There’s also a tremendous scene set during a tornado that just dodges the family shack, but the everyday-cooking passages are every bit as compelling. “I guess you would call it a food memoir,” Bragg writes, “but it is really just a cookbook, told the way we tell everything, with a certain amount of meandering. Even the recipes themselves will meander, a little bit, because a recipe is a story like anything else.”

Bragg doesn’t shy away from casting this as a celebration of his mother, the very antithesis of the South’s celebrity chefs today (them that boast “more pierced nostrils than a root hog,” as he tells it), and all that her cooking stands for: the South, the fortitude of working-class and poor Southerners, the importance of family ties and shared histories, and a stubborn dedication to the old ways of doing things. His mother’s food is “the food of the high places, of the foothills, pine barrens, and slow, brown rivers,” he writes. “She never cooked from a written recipe of any kind, and never wrote down one of her own.”

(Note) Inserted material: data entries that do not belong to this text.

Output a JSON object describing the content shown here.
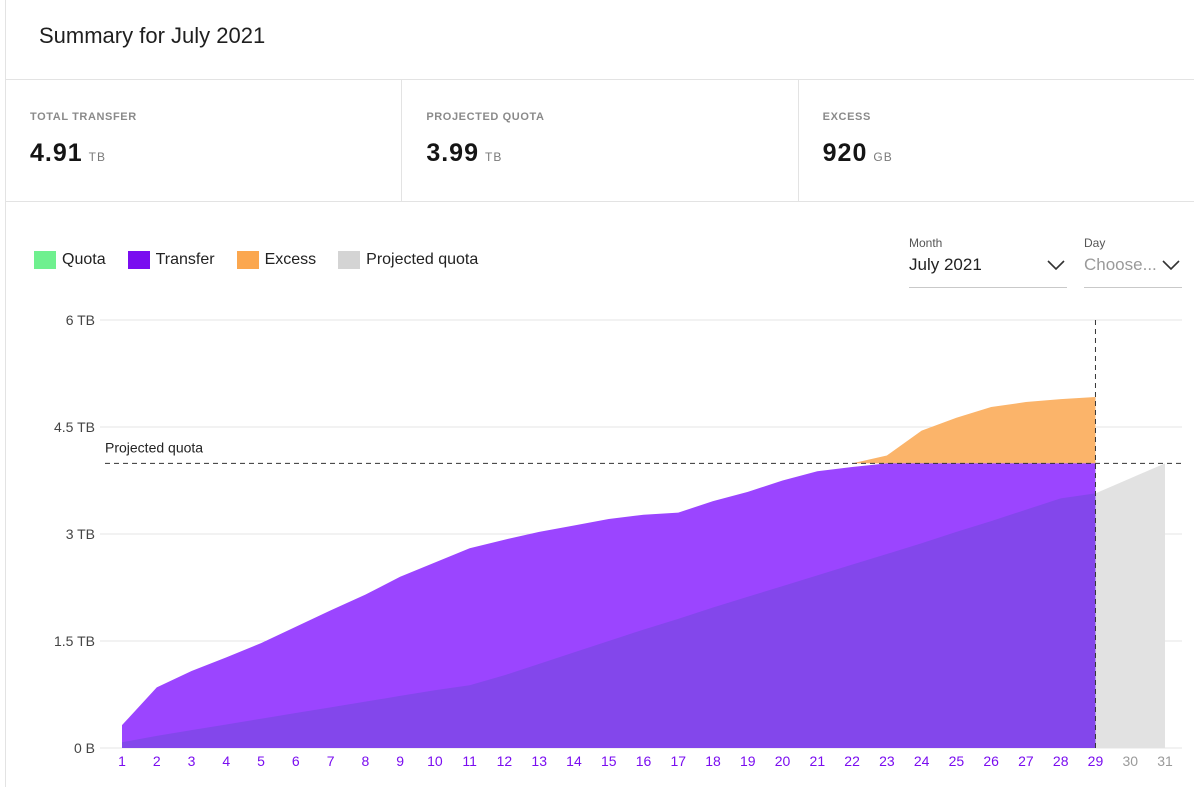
{
  "header": {
    "title": "Summary for July 2021"
  },
  "stats": [
    {
      "label": "TOTAL TRANSFER",
      "value": "4.91",
      "unit": "TB"
    },
    {
      "label": "PROJECTED QUOTA",
      "value": "3.99",
      "unit": "TB"
    },
    {
      "label": "EXCESS",
      "value": "920",
      "unit": "GB"
    }
  ],
  "legend": [
    {
      "label": "Quota",
      "color": "#6ff08f"
    },
    {
      "label": "Transfer",
      "color": "#7a0df0"
    },
    {
      "label": "Excess",
      "color": "#fba74f"
    },
    {
      "label": "Projected quota",
      "color": "#d4d4d4"
    }
  ],
  "filters": {
    "month": {
      "label": "Month",
      "value": "July 2021"
    },
    "day": {
      "label": "Day",
      "placeholder": "Choose..."
    }
  },
  "icons": {
    "dropdown": "chevron-down-icon"
  },
  "chart_data": {
    "type": "area",
    "x": [
      1,
      2,
      3,
      4,
      5,
      6,
      7,
      8,
      9,
      10,
      11,
      12,
      13,
      14,
      15,
      16,
      17,
      18,
      19,
      20,
      21,
      22,
      23,
      24,
      25,
      26,
      27,
      28,
      29,
      30,
      31
    ],
    "x_tick_colors": {
      "active": "#7a0df0",
      "inactive": "#9a9a9a"
    },
    "last_active_day": 29,
    "y_ticks": [
      {
        "value": 0,
        "label": "0 B"
      },
      {
        "value": 1.5,
        "label": "1.5 TB"
      },
      {
        "value": 3,
        "label": "3 TB"
      },
      {
        "value": 4.5,
        "label": "4.5 TB"
      },
      {
        "value": 6,
        "label": "6 TB"
      }
    ],
    "ylim": [
      0,
      6
    ],
    "ylabel_unit": "TB",
    "projected_quota": {
      "value": 3.99,
      "label": "Projected quota"
    },
    "series": [
      {
        "name": "Transfer",
        "color": "#9b45ff",
        "x": [
          1,
          2,
          3,
          4,
          5,
          6,
          7,
          8,
          9,
          10,
          11,
          12,
          13,
          14,
          15,
          16,
          17,
          18,
          19,
          20,
          21,
          22,
          23,
          24,
          25,
          26,
          27,
          28,
          29
        ],
        "values": [
          0.32,
          0.85,
          1.08,
          1.27,
          1.47,
          1.7,
          1.93,
          2.15,
          2.4,
          2.6,
          2.8,
          2.92,
          3.03,
          3.12,
          3.21,
          3.27,
          3.3,
          3.46,
          3.59,
          3.75,
          3.88,
          3.94,
          3.99,
          3.99,
          3.99,
          3.99,
          3.99,
          3.99,
          3.99
        ]
      },
      {
        "name": "Quota",
        "color": "#7f48e8",
        "x": [
          1,
          2,
          3,
          4,
          5,
          6,
          7,
          8,
          9,
          10,
          11,
          12,
          13,
          14,
          15,
          16,
          17,
          18,
          19,
          20,
          21,
          22,
          23,
          24,
          25,
          26,
          27,
          28,
          29
        ],
        "values": [
          0.08,
          0.17,
          0.25,
          0.33,
          0.41,
          0.49,
          0.57,
          0.65,
          0.73,
          0.81,
          0.88,
          1.02,
          1.18,
          1.34,
          1.5,
          1.66,
          1.81,
          1.97,
          2.12,
          2.27,
          2.42,
          2.57,
          2.72,
          2.87,
          3.03,
          3.18,
          3.34,
          3.5,
          3.57
        ]
      },
      {
        "name": "Excess",
        "color": "#fbb46a",
        "x": [
          22,
          23,
          24,
          25,
          26,
          27,
          28,
          29
        ],
        "values": [
          3.99,
          4.1,
          4.45,
          4.63,
          4.78,
          4.85,
          4.89,
          4.92
        ]
      },
      {
        "name": "Projected quota",
        "color": "#e2e2e2",
        "x": [
          29,
          30,
          31
        ],
        "values": [
          3.57,
          3.78,
          3.99
        ]
      }
    ]
  }
}
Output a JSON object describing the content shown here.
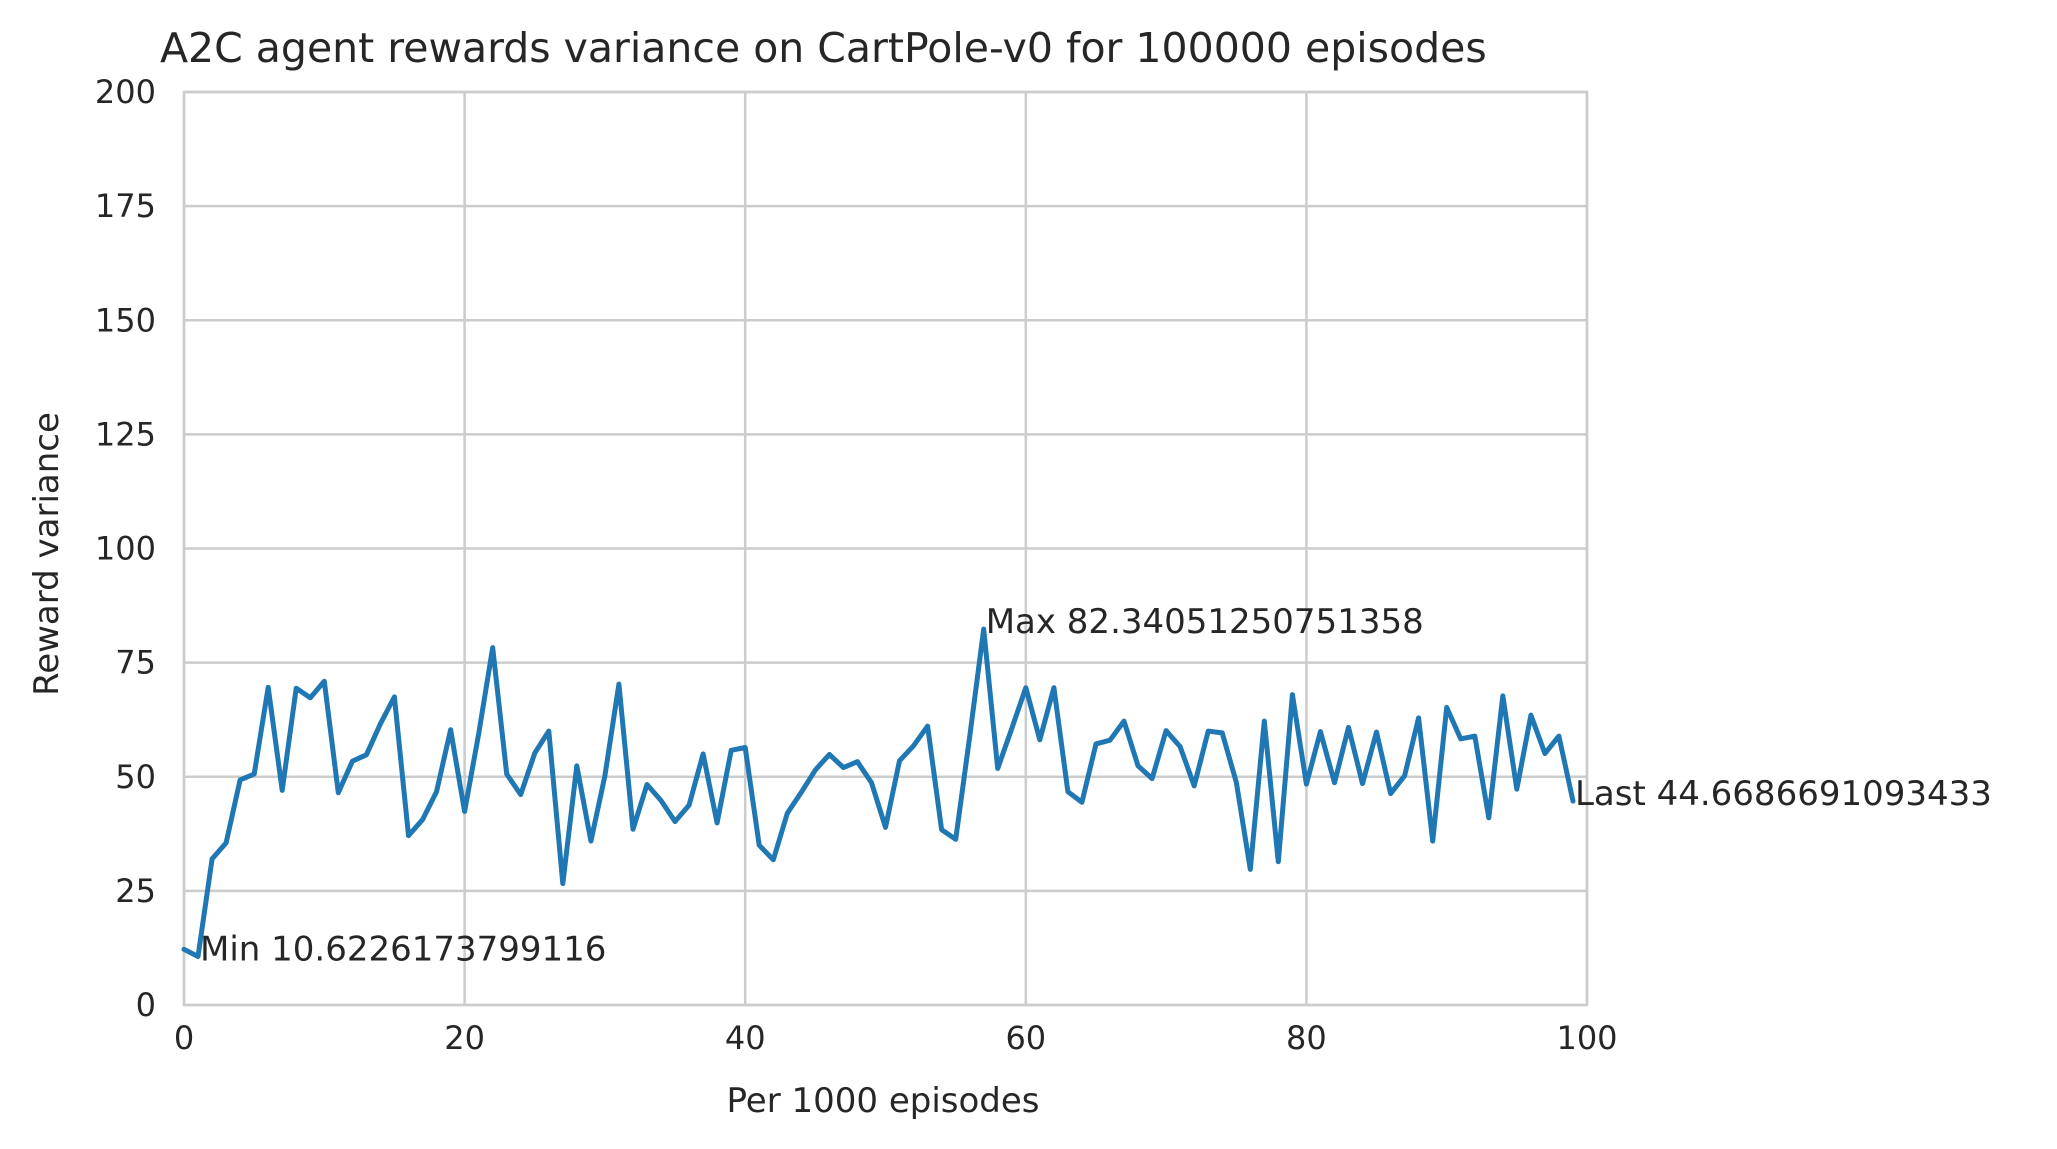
{
  "chart_data": {
    "type": "line",
    "title": "A2C agent rewards variance on CartPole-v0 for 100000 episodes",
    "xlabel": "Per 1000 episodes",
    "ylabel": "Reward variance",
    "xlim": [
      0,
      100
    ],
    "ylim": [
      0,
      200
    ],
    "xticks": [
      0,
      20,
      40,
      60,
      80,
      100
    ],
    "yticks": [
      0,
      25,
      50,
      75,
      100,
      125,
      150,
      175,
      200
    ],
    "grid": true,
    "line_color": "#1f77b4",
    "series": [
      {
        "x": [
          0,
          1,
          2,
          3,
          4,
          5,
          6,
          7,
          8,
          9,
          10,
          11,
          12,
          13,
          14,
          15,
          16,
          17,
          18,
          19,
          20,
          21,
          22,
          23,
          24,
          25,
          26,
          27,
          28,
          29,
          30,
          31,
          32,
          33,
          34,
          35,
          36,
          37,
          38,
          39,
          40,
          41,
          42,
          43,
          44,
          45,
          46,
          47,
          48,
          49,
          50,
          51,
          52,
          53,
          54,
          55,
          56,
          57,
          58,
          59,
          60,
          61,
          62,
          63,
          64,
          65,
          66,
          67,
          68,
          69,
          70,
          71,
          72,
          73,
          74,
          75,
          76,
          77,
          78,
          79,
          80,
          81,
          82,
          83,
          84,
          85,
          86,
          87,
          88,
          89,
          90,
          91,
          92,
          93,
          94,
          95,
          96,
          97,
          98,
          99
        ],
        "values": [
          12.2,
          10.62,
          32,
          35.5,
          49.3,
          50.6,
          69.6,
          47,
          69.4,
          67.3,
          70.9,
          46.5,
          53.4,
          54.8,
          61.6,
          67.5,
          37.1,
          40.6,
          46.7,
          60.3,
          42.4,
          59.3,
          78.3,
          50.6,
          46.1,
          55.2,
          60,
          26.6,
          52.4,
          35.9,
          50.2,
          70.3,
          38.5,
          48.3,
          44.8,
          40.2,
          43.8,
          55,
          39.9,
          55.8,
          56.4,
          35,
          31.8,
          42,
          46.6,
          51.5,
          54.9,
          52,
          53.3,
          48.7,
          38.9,
          53.5,
          56.8,
          61.1,
          38.4,
          36.3,
          58.8,
          82.34,
          51.8,
          60.6,
          69.5,
          58.1,
          69.5,
          46.7,
          44.4,
          57.2,
          58,
          62.2,
          52.4,
          49.6,
          60.1,
          56.6,
          48,
          60,
          59.6,
          48.8,
          29.7,
          62.2,
          31.4,
          68,
          48.4,
          59.9,
          48.7,
          60.8,
          48.5,
          59.8,
          46.3,
          50.2,
          62.9,
          35.9,
          65.2,
          58.3,
          58.9,
          41,
          67.7,
          47.3,
          63.5,
          55.1,
          58.9,
          44.67
        ]
      }
    ],
    "annotations": [
      {
        "text": "Min 10.6226173799116",
        "x": 1,
        "y": 10.6226173799116
      },
      {
        "text": "Max 82.34051250751358",
        "x": 57,
        "y": 82.34051250751358
      },
      {
        "text": "Last 44.6686691093433",
        "x": 99,
        "y": 44.6686691093433
      }
    ]
  }
}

The people who taught her the secrets of Southern, blue-collar cooking are all gone now, and they did not cook from a book, either; most of them did not even know how to read and write. Every time the old woman stepped from her workshop of steel spoons, iron skillets, and blackened pots, all she knew about the food left with her, in the way, when a bird flies off a wire, it leaves only a black line on the sky.

For a writer, Bragg’s themes present a specific kind of challenge, for how do you talk about such matters without resorting to cliché or beating the drum of nostalgia? How do you talk about the South, after all, and make it new?

Through poetry and the beauty of simple, direct language. Through a well-placed quote from his central character, whose words perfectly season the recipes.

Truthfully, I’m not always sure how Bragg pulls it off. But what he offers here is no less than a virtuoso performance, a combination of voice and true affection and the occasional whang—that’s a word I picked up from this book—of wise-assery. “My mother believes you can tell if a thing was cooked right by listening as people eat it. Any sound a fried food makes should be crisp, maybe even delicate. A group of people eating fried chicken should not sound like someone smashing a glass-topped coffee table with a ball-peen hammer.”

Food, Bragg writes, “is one of the ways we keep the calendar down here. … [A]t our table, it seems there was a story in every plate, and a plate in every story, except maybe artichokes. Nobody liked to remember the artichokes.”